Markets generally, even in developed economies, are jittery around elections and the Philippines is no exception. That said, there is plenty the mayor of Davao has said that is cause for concern and we think that the market is beginning to price in the increasing likelihood of his election. We would expect to see the market slide further well into next week if he is elected.
The bigger question for now is if Duterte can administer a similar level of policy making on par with that of the Aquino administration? History teaches us that emerging markets can and do often grow rapidly in spite of politically unorthodox presidents. Indonesia, Thailand and Cambodia are but a few (not necessarily current) examples in the immediate region. Leaders can be unfathomably unpredictable when it comes to political discourse and yet put forward a highly pragmatic policy agenda underpinned by a continuity of technocratic capabilities. As Duterte ran predominantly on a crime-fighting platform we are left to suppose what his economic policy agenda will look like. However, the candidate has already alluded to the fact that he would in fact leave economic policy to the technocrats.
From our perspective, it’s not so much domestic economic policy that we would expect to deteriorate. Rather, there is sufficient reason (his 22 years as mayor of Davao as well as statements made on the campaign trail) to suppose that the integrity of the country’s institutions and political process will be severely challenged. This election cycle has taken on a remarkably anti-establishment tone with many Filipinos questioning the merits of democracy and even feeling some autocratic nostalgia. Duterte has managed to tap into this deep discontent which stems from the lack of inclusive growth, chronic corruption, rising crime and infrastructure bottlenecks. A growing number of Filipinos are feeling short-changed and frustrated with the democratic process, which is largely seen as a struggle between the political elite who dominate the economy.
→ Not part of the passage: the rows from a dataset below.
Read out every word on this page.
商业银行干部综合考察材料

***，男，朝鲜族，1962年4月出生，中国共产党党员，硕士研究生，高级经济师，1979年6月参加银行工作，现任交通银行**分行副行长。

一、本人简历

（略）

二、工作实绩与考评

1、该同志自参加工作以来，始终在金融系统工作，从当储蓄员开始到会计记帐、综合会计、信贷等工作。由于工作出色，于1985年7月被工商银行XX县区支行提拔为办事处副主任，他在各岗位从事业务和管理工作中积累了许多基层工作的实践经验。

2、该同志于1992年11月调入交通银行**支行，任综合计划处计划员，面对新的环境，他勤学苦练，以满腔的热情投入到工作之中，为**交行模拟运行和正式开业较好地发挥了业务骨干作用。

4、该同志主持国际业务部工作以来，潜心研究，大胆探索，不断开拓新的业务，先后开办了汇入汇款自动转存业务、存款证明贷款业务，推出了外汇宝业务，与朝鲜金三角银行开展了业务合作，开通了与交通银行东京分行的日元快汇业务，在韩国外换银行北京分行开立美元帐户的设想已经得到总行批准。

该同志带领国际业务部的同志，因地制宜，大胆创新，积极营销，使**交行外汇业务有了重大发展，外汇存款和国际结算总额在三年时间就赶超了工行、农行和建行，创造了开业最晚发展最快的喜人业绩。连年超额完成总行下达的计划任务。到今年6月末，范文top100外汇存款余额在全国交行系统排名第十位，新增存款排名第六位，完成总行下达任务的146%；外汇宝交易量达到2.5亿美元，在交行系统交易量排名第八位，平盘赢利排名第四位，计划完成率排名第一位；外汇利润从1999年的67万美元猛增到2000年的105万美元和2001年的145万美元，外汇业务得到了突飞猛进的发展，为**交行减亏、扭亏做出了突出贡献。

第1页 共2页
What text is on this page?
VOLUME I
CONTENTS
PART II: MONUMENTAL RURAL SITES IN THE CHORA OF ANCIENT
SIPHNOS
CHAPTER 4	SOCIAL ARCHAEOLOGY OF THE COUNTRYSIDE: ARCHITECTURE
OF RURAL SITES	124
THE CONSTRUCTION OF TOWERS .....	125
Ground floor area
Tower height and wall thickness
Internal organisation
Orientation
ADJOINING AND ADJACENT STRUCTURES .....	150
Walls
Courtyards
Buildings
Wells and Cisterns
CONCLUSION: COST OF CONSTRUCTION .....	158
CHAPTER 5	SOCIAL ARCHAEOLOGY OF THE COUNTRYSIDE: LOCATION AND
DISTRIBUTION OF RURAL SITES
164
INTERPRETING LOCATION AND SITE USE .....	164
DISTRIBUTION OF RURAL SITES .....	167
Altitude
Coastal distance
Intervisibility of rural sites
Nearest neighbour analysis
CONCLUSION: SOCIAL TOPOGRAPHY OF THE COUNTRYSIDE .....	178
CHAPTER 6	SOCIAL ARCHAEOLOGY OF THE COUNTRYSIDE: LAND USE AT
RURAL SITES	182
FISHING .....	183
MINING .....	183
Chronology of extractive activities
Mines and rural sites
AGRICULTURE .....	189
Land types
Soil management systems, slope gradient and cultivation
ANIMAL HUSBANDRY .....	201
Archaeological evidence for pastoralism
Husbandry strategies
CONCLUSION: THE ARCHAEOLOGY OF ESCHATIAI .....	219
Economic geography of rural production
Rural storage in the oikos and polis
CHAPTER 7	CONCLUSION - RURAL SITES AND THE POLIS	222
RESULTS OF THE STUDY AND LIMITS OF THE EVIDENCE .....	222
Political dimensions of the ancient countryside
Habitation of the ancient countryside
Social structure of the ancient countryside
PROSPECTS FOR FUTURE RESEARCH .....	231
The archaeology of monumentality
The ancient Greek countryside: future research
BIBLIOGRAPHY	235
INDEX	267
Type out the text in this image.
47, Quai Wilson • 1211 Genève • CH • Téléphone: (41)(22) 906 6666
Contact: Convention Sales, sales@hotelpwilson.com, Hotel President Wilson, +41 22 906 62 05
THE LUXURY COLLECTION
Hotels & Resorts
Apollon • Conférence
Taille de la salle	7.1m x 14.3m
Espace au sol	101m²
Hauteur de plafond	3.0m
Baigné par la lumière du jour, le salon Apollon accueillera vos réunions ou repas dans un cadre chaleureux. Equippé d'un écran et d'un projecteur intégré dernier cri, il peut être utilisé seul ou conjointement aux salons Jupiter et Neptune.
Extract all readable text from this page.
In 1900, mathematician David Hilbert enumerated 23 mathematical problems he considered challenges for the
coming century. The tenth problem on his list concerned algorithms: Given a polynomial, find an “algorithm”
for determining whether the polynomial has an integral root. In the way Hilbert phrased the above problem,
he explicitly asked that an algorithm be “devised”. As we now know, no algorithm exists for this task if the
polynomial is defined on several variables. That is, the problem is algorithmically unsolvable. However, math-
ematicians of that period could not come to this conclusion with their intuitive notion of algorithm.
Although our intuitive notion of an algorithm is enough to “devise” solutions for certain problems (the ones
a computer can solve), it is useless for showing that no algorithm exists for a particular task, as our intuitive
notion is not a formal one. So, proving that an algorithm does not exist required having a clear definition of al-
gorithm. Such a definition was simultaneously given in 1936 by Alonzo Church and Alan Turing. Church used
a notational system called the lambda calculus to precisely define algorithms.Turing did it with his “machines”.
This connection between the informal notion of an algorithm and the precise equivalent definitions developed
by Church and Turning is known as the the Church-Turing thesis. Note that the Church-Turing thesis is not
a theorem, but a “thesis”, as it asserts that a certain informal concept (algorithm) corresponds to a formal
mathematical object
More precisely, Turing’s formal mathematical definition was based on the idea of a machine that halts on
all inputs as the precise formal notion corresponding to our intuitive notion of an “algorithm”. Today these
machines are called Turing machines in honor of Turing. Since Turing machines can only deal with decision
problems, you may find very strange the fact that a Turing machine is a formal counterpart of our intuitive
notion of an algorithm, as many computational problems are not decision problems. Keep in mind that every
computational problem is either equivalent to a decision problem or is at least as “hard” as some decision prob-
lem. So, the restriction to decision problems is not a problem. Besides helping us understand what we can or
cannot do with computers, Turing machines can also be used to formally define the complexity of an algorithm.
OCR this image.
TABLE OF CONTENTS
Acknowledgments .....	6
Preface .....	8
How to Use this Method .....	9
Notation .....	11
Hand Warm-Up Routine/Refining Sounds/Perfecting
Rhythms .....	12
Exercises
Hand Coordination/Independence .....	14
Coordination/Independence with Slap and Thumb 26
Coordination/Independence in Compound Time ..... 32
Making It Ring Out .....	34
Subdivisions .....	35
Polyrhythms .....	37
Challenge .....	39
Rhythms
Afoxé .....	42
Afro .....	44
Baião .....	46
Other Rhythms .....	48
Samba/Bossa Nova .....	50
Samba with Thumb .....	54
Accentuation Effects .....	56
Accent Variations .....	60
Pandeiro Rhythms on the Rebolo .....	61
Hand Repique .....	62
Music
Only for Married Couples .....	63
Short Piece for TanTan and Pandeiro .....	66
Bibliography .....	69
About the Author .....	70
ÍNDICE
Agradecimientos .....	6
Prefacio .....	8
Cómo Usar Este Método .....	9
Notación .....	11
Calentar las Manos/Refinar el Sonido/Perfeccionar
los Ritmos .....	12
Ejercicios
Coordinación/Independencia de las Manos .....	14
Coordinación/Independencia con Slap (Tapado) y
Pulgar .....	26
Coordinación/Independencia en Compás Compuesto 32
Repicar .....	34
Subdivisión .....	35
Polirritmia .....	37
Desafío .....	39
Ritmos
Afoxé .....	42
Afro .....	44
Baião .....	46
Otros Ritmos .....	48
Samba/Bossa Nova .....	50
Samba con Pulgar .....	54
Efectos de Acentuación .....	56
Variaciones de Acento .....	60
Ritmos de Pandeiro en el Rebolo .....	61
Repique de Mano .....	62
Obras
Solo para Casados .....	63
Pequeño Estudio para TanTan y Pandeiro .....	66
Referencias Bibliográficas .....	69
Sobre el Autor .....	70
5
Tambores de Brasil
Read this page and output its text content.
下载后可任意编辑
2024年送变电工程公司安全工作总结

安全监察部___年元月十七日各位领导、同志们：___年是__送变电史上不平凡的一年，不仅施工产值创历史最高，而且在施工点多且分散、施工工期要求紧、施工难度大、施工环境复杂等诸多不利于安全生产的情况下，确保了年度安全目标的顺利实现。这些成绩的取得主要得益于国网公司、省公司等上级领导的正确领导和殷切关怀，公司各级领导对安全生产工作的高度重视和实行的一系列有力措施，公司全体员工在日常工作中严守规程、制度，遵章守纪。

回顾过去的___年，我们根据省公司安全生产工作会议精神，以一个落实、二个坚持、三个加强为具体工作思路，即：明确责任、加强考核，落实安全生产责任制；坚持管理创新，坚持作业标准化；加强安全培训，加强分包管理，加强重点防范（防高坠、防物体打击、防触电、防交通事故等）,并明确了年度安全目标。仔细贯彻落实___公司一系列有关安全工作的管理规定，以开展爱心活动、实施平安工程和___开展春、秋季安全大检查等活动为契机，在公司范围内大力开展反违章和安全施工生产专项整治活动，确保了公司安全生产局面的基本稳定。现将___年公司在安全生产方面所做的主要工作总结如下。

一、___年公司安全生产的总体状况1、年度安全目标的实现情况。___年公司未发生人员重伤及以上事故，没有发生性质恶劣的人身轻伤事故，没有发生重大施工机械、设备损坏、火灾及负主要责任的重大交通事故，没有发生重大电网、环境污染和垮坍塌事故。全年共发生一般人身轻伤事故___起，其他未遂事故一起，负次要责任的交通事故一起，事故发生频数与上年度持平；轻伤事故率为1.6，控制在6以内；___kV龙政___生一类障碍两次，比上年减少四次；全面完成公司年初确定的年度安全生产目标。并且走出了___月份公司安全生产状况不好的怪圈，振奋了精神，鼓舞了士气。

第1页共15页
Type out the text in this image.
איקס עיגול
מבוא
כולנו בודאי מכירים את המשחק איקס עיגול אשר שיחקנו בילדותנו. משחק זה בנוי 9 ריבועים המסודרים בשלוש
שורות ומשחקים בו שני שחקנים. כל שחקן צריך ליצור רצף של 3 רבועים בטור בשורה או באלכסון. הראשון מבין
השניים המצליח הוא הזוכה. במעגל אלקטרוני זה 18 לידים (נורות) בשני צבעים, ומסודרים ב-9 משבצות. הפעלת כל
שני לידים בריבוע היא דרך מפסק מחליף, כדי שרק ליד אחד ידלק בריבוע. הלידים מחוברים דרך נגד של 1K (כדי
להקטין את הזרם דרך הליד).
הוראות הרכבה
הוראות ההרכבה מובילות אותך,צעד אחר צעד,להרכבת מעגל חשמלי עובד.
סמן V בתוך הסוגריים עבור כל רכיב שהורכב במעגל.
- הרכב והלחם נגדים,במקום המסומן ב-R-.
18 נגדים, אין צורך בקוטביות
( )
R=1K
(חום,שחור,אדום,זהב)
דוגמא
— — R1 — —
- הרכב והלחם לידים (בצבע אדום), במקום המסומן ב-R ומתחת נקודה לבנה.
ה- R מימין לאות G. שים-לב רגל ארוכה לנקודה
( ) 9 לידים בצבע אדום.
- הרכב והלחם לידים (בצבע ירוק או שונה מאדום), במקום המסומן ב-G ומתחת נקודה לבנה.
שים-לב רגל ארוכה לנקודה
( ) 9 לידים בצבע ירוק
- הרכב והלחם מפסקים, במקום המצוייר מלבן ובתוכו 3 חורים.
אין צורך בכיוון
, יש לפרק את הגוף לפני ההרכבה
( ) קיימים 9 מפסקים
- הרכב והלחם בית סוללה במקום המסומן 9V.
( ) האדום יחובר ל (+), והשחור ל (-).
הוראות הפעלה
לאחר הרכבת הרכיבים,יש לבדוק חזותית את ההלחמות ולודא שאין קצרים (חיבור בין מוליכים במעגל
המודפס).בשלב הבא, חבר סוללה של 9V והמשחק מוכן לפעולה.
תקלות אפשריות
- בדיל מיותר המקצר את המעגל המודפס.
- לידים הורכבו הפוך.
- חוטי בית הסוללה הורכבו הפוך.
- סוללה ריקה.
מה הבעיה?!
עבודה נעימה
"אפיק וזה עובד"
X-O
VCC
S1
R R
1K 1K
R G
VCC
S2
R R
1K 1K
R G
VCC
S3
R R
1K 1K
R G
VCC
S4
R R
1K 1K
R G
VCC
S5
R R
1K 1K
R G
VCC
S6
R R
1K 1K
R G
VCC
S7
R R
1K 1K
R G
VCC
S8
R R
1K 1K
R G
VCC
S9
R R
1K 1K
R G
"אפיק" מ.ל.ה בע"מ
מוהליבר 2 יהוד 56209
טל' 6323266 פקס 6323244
If elected, as he likely will be, Duterte has pledged to suppress crime, illegal drugs and corruption in the country within three to six months under a “bloody” presidency that promised that “people will die”. Human rights groups have criticized the Davao mayor for his support and tolerance for extrajudicial killings in Davao City, which earned him the nickname “The Punisher” by Time magazine. If this comes into fruition, and it appears plausible he will be handed the mandate to do so, we would anticipate greater opportunities for corrupt practices across the executive, legislative and judicial branches in all its varied forms. Thus, at this stage, we are of the opinion that the Duterte presidency would cast a more indirect drag on the economy and the general business environment than perhaps others now suppose.